In deze zaak heeft de kantonrechter van de Rechtbank Den Haag op 27 juni 2018 uitspraak gedaan in een geschil tussen twee ondernemingen die beide de handelsnaam 'Beach Hotel' voeren. Verzoekster, een vennootschap onder firma gevestigd in Zeeland, heeft verweerster, een besloten vennootschap met beperkte aansprakelijkheid gevestigd in Noordwijk, aangeklaagd op grond van artikel 6 van de Handelsnaamwet. Verzoekster vorderde dat verweerster haar handelsnaam zou wijzigen om verwarring bij het publiek te voorkomen, aangezien beide ondernemingen zich op dezelfde markt bevinden en vergelijkbare diensten aanbieden. De kantonrechter heeft kennisgenomen van de processtukken en de mondelinge behandeling die op 25 januari 2018 heeft plaatsgevonden. Tijdens deze zitting zijn beide partijen vertegenwoordigd door hun gemachtigden.
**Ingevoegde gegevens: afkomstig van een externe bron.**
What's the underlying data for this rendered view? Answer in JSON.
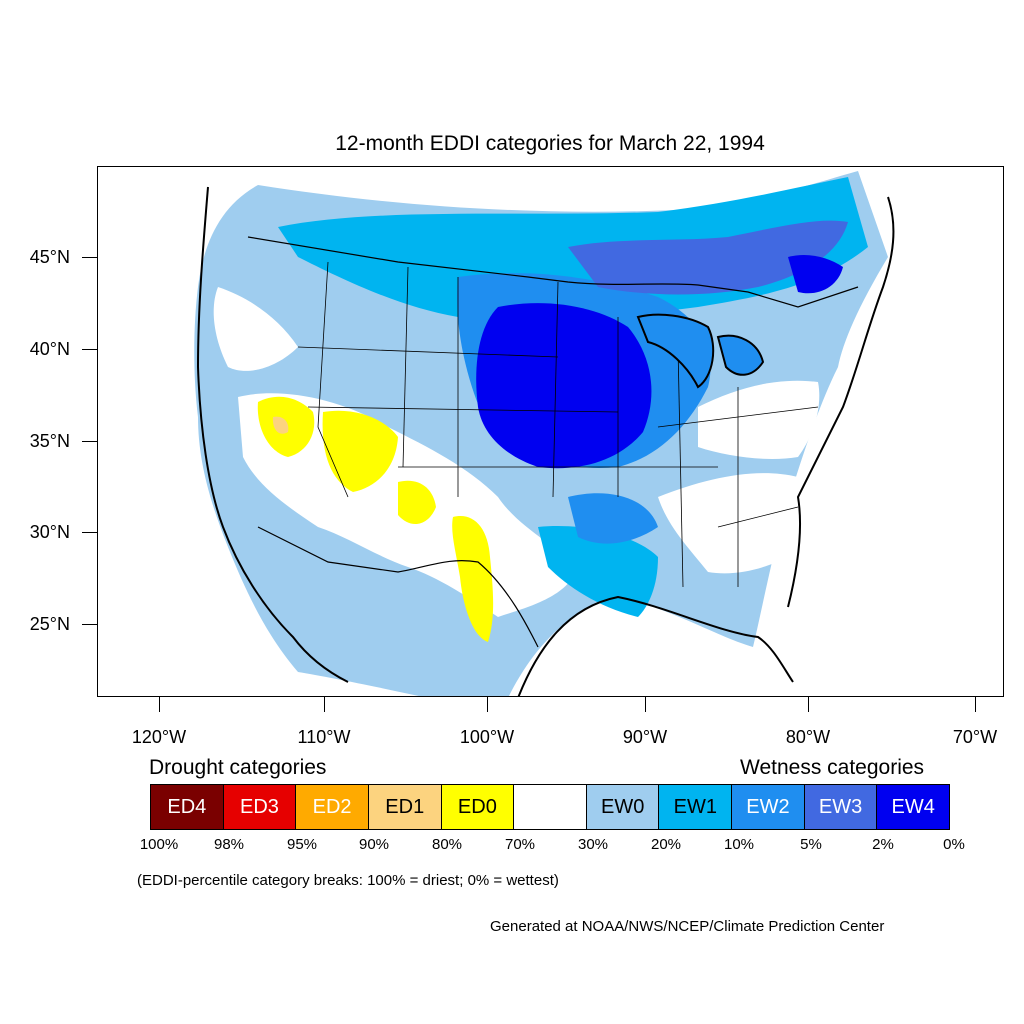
{
  "title": "12-month EDDI categories for March 22, 1994",
  "latitude_labels": [
    "45°N",
    "40°N",
    "35°N",
    "30°N",
    "25°N"
  ],
  "longitude_labels": [
    "120°W",
    "110°W",
    "100°W",
    "90°W",
    "80°W",
    "70°W"
  ],
  "legend": {
    "drought_heading": "Drought categories",
    "wetness_heading": "Wetness categories",
    "categories": [
      {
        "label": "ED4",
        "color": "#7a0000",
        "text_color": "#ffffff"
      },
      {
        "label": "ED3",
        "color": "#e60000",
        "text_color": "#ffffff"
      },
      {
        "label": "ED2",
        "color": "#ffaa00",
        "text_color": "#ffffff"
      },
      {
        "label": "ED1",
        "color": "#fcd37f",
        "text_color": "#000000"
      },
      {
        "label": "ED0",
        "color": "#ffff00",
        "text_color": "#000000"
      },
      {
        "label": "",
        "color": "#ffffff",
        "text_color": "#000000"
      },
      {
        "label": "EW0",
        "color": "#9fcdef",
        "text_color": "#000000"
      },
      {
        "label": "EW1",
        "color": "#00b4f0",
        "text_color": "#000000"
      },
      {
        "label": "EW2",
        "color": "#1f8ef0",
        "text_color": "#ffffff"
      },
      {
        "label": "EW3",
        "color": "#4169e1",
        "text_color": "#ffffff"
      },
      {
        "label": "EW4",
        "color": "#0000f0",
        "text_color": "#ffffff"
      }
    ],
    "percentile_labels": [
      "100%",
      "98%",
      "95%",
      "90%",
      "80%",
      "70%",
      "30%",
      "20%",
      "10%",
      "5%",
      "2%",
      "0%"
    ]
  },
  "note": "(EDDI-percentile category breaks: 100% = driest; 0% = wettest)",
  "credit": "Generated at NOAA/NWS/NCEP/Climate Prediction Center"
}
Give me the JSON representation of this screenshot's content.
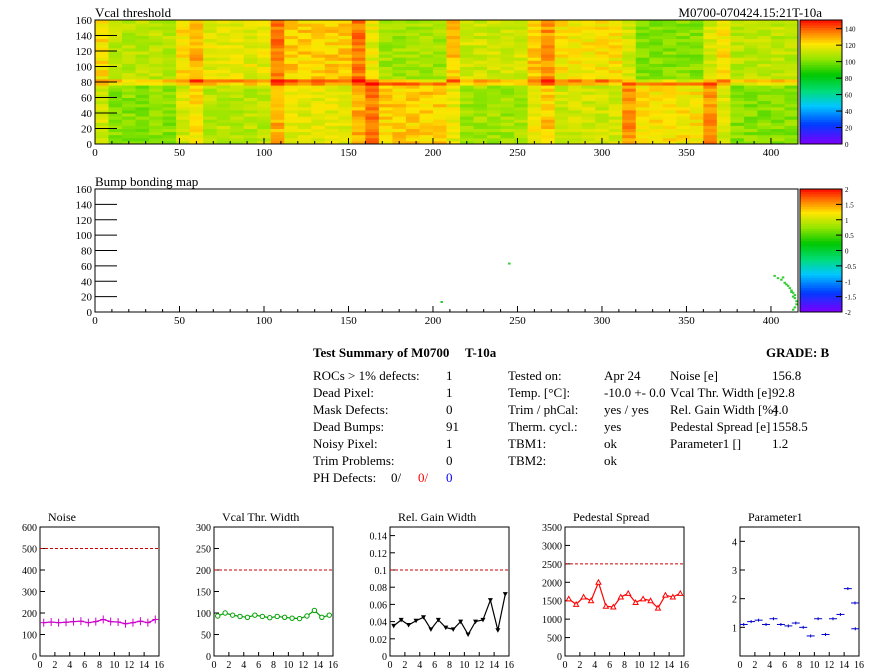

De feiten van de zaak tonen aan dat verzoekster al sinds 1953 onder de naam 'Beach Hotel' opereert, terwijl verweerster haar onderneming in 1932 heeft opgericht. Verzoekster stelde dat er verwarring kan ontstaan bij het publiek, omdat beide hotels zich in de nabijheid van de kust bevinden. Verweerster daarentegen betwistte de oudste rechten van verzoekster en voerde aan dat de ondernemingen zich in verschillende provincies bevinden en zich richten op een ander publiek. De kantonrechter heeft vervolgens beoordeeld of er daadwerkelijk verwarring te duchten is tussen de handelsnamen van beide partijen.
De kantonrechter concludeerde dat er geen verwarring te duchten is, omdat de ondernemingen zich in verschillende provincies bevinden en verschillende faciliteiten aanbieden. Bovendien is het gebruik van de beschrijvende naam 'Beach Hotel' niet exclusief voor verzoekster, waardoor verweerster het recht heeft om deze naam te gebruiken. De rechter heeft het verzoek van verzoekster afgewezen en haar veroordeeld in de kosten van de procedure, die zijn begroot op € 400,00. Deze beschikking is openbaar uitgesproken in aanwezigheid van de griffier.